Thursday, December 29, 2011

Head off & Split: Part 2-The review


There are divisions of poets. There are the Mahogany Muses:Nikki Giovanni, Maya Angelou, Rita Dove, Alice Walker, Mari Evans, Gwendolyn Brooks, and etc. There are spoken word artists who are featured on Def Jam and at local poetry slams. There are instructors and professors who teach and write poems from life experiences. There are also those who think they can write a poem at the drop of a proverbial dime and swear it is good. All are poets.
Then, there are wordsmiths who go into their rooms like welders with hot pokers and mold, maneuver, turn, and let the steel stay in the fire until the thing takes place. Nikky Finney is a wordsmith. Her poems take shape around themes that are not talked about enough.  In  subtlety, sarcasm,  sexuality and sizzle, the poet brings fire in Head Off & Split. Some of the thematic offerings include Rosa Parks, Hurricane Katrina, George Bush' health, Condoleezza Rice, love and sexual awakening, sexual preference, Strom Thurmond, and life in South Carolina.
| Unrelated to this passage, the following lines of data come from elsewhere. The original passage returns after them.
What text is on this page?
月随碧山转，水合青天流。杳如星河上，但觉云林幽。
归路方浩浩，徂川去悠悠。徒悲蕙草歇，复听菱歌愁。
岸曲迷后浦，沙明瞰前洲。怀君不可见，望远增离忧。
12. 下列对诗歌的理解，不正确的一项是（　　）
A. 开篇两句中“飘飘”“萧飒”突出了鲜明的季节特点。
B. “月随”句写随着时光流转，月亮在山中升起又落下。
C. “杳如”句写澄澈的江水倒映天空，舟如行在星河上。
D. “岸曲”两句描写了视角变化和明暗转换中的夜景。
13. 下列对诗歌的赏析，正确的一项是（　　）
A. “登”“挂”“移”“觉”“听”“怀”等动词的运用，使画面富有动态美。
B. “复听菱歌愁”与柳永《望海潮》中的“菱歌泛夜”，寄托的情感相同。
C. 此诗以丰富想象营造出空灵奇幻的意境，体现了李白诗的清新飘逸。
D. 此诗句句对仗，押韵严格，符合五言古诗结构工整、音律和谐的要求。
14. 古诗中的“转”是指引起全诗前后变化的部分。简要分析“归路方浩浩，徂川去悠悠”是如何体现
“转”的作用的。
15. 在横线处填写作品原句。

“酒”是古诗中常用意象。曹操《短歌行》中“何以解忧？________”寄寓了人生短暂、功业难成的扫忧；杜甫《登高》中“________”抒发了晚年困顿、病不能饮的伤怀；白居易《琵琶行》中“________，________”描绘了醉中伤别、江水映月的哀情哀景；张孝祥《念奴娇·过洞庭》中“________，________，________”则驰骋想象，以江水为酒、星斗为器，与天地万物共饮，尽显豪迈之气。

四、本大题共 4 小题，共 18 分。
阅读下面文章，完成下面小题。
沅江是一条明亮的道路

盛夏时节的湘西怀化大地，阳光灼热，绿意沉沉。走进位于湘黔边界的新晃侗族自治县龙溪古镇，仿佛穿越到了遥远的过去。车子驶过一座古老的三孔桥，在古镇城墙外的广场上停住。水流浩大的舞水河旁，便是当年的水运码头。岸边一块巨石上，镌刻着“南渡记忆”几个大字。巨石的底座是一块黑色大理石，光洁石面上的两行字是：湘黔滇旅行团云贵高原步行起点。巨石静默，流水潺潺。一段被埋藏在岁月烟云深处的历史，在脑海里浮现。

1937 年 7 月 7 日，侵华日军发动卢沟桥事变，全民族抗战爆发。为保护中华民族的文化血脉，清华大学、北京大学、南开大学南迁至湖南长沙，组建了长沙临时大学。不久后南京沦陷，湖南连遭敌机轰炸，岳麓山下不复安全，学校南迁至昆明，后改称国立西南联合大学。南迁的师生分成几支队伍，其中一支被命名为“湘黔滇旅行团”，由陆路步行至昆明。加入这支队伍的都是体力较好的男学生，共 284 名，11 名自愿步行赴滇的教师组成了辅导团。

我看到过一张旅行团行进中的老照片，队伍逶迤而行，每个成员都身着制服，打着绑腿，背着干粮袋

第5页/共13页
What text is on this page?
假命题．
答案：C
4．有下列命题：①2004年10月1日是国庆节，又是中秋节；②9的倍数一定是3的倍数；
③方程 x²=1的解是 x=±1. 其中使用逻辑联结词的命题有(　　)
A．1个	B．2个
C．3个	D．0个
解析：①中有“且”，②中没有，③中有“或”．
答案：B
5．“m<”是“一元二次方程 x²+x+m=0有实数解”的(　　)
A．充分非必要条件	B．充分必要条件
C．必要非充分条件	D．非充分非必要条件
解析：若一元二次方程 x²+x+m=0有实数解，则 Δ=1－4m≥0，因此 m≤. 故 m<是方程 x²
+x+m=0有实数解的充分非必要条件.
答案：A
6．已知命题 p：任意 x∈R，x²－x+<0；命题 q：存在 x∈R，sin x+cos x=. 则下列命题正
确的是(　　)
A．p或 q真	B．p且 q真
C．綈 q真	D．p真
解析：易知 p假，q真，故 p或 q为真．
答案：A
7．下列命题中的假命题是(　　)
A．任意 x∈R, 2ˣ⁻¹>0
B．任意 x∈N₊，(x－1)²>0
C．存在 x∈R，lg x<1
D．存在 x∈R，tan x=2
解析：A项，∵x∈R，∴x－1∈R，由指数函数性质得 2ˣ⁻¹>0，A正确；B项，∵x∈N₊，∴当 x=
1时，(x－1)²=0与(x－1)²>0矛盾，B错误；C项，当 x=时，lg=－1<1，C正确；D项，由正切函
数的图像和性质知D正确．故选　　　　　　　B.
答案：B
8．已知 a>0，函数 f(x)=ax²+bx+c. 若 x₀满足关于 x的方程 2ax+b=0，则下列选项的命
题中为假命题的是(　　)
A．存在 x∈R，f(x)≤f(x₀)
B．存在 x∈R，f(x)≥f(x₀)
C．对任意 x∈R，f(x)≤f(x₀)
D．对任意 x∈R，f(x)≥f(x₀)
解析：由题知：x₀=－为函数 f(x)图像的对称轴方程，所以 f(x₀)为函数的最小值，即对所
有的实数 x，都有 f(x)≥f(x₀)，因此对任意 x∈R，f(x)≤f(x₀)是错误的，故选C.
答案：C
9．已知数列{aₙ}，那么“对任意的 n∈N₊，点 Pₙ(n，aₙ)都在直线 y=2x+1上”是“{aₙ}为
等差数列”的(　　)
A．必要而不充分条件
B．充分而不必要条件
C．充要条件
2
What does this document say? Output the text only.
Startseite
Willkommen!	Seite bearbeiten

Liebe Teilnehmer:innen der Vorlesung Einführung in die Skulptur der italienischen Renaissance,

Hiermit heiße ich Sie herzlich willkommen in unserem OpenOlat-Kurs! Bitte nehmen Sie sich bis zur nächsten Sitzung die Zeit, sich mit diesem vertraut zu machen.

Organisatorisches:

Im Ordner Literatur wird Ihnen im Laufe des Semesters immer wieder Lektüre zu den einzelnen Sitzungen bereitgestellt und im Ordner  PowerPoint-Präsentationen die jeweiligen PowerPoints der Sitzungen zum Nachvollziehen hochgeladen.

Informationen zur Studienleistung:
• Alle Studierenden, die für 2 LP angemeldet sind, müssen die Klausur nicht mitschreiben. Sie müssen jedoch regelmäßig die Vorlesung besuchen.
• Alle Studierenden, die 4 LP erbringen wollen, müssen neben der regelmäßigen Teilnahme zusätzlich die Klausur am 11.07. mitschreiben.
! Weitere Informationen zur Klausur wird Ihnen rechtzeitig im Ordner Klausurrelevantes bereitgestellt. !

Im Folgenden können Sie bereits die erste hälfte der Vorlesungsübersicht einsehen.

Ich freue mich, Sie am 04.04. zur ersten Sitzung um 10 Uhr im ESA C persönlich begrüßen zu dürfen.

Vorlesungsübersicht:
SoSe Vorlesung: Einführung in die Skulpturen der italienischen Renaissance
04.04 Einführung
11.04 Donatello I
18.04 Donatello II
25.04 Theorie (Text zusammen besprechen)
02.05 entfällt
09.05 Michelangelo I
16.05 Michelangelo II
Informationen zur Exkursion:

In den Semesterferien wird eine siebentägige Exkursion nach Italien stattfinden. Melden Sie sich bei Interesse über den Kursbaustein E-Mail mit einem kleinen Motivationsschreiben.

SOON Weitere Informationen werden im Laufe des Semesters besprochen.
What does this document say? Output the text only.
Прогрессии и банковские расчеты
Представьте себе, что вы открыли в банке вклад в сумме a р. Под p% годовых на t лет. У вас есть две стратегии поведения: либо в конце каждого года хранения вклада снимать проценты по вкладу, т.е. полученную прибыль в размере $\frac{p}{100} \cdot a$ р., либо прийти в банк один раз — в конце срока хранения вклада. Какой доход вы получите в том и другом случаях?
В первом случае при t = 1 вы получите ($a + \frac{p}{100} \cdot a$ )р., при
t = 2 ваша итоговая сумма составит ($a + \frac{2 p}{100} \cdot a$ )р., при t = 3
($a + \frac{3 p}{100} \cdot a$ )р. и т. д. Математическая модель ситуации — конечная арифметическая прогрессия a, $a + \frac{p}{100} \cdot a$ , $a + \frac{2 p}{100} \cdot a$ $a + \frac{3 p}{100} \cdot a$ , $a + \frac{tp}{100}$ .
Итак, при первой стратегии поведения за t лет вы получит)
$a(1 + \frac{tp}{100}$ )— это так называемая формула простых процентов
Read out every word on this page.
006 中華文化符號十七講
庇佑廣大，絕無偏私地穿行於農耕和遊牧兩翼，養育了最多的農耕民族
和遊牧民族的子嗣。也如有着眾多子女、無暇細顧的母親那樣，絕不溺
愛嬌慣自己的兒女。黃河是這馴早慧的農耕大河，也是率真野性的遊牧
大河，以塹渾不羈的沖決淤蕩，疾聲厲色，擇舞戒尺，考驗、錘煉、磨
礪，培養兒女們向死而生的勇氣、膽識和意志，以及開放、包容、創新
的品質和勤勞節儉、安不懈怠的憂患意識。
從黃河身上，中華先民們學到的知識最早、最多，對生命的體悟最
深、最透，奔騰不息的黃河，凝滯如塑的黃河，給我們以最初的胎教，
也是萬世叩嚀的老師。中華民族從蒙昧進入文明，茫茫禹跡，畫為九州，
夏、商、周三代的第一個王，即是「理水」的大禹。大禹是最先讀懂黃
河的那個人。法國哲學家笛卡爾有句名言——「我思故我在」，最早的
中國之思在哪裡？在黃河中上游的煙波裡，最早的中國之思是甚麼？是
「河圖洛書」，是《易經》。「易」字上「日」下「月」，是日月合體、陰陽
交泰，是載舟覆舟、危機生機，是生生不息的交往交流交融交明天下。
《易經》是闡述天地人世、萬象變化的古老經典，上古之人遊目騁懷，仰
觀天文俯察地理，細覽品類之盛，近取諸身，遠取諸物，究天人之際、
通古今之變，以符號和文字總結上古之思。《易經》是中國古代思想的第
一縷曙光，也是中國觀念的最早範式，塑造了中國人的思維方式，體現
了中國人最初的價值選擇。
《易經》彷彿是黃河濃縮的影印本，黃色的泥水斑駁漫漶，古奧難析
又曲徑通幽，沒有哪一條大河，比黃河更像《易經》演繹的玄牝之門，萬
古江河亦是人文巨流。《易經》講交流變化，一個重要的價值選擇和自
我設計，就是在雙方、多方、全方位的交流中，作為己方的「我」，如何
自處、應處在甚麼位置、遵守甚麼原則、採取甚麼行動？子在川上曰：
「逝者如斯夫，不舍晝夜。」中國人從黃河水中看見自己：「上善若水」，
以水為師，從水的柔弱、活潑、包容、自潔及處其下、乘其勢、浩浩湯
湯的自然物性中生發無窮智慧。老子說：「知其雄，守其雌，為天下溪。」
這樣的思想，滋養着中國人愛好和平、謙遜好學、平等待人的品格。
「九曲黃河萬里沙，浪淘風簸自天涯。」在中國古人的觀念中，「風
Her poetics take their own shapes; one  metaphoric narrative about President George W. Bush is entitled Plunder. The poet writes, The panting shepherd war hero being honored gets a professional wave. A high, lonesome, over-the-top gesture, a cowboy-come-professional athlete offering his last night under the lights. He imagines himself back in his boyhood chaps. The imagery in another poem, Alice Butler, is reminiscent of southern funerals with outside siblings, color caste systems and miscegenation, where people are expected to say, She looked real good. Nikky Finney can present a stanza where she writes privately, More private than a modest woman lifting her dress to a lover, for the first time. More delicate than the lace around this old woman's favorite sitting chair. Finney's tone is different as it relates to injustice. In Help, a poem about those left behind during Katrina where, The roof is surrounded by broken-levee water. The people are dark but not broken. Starving, abandoned, dehydrated, brown & cumulous, but not broken. My personal favorite is Dancing with Strom; Finney quizzically renders a report of  a family wedding where king segregationist, himself, Strom Thurmond is dancing with the Black women. As if considering coming off the porch and joining the post racial frolicking, the poet has an ancestral epiphany that ends with four words, Us giving us away. In the book's acknowledgments Poet Finney wrote, "Every book I've ever written has found its way to its paper surface by way of breath of the dead and the hands of the living." Head off &Split reminds us  that everything is everything and that we dare not separate who we are with who we where.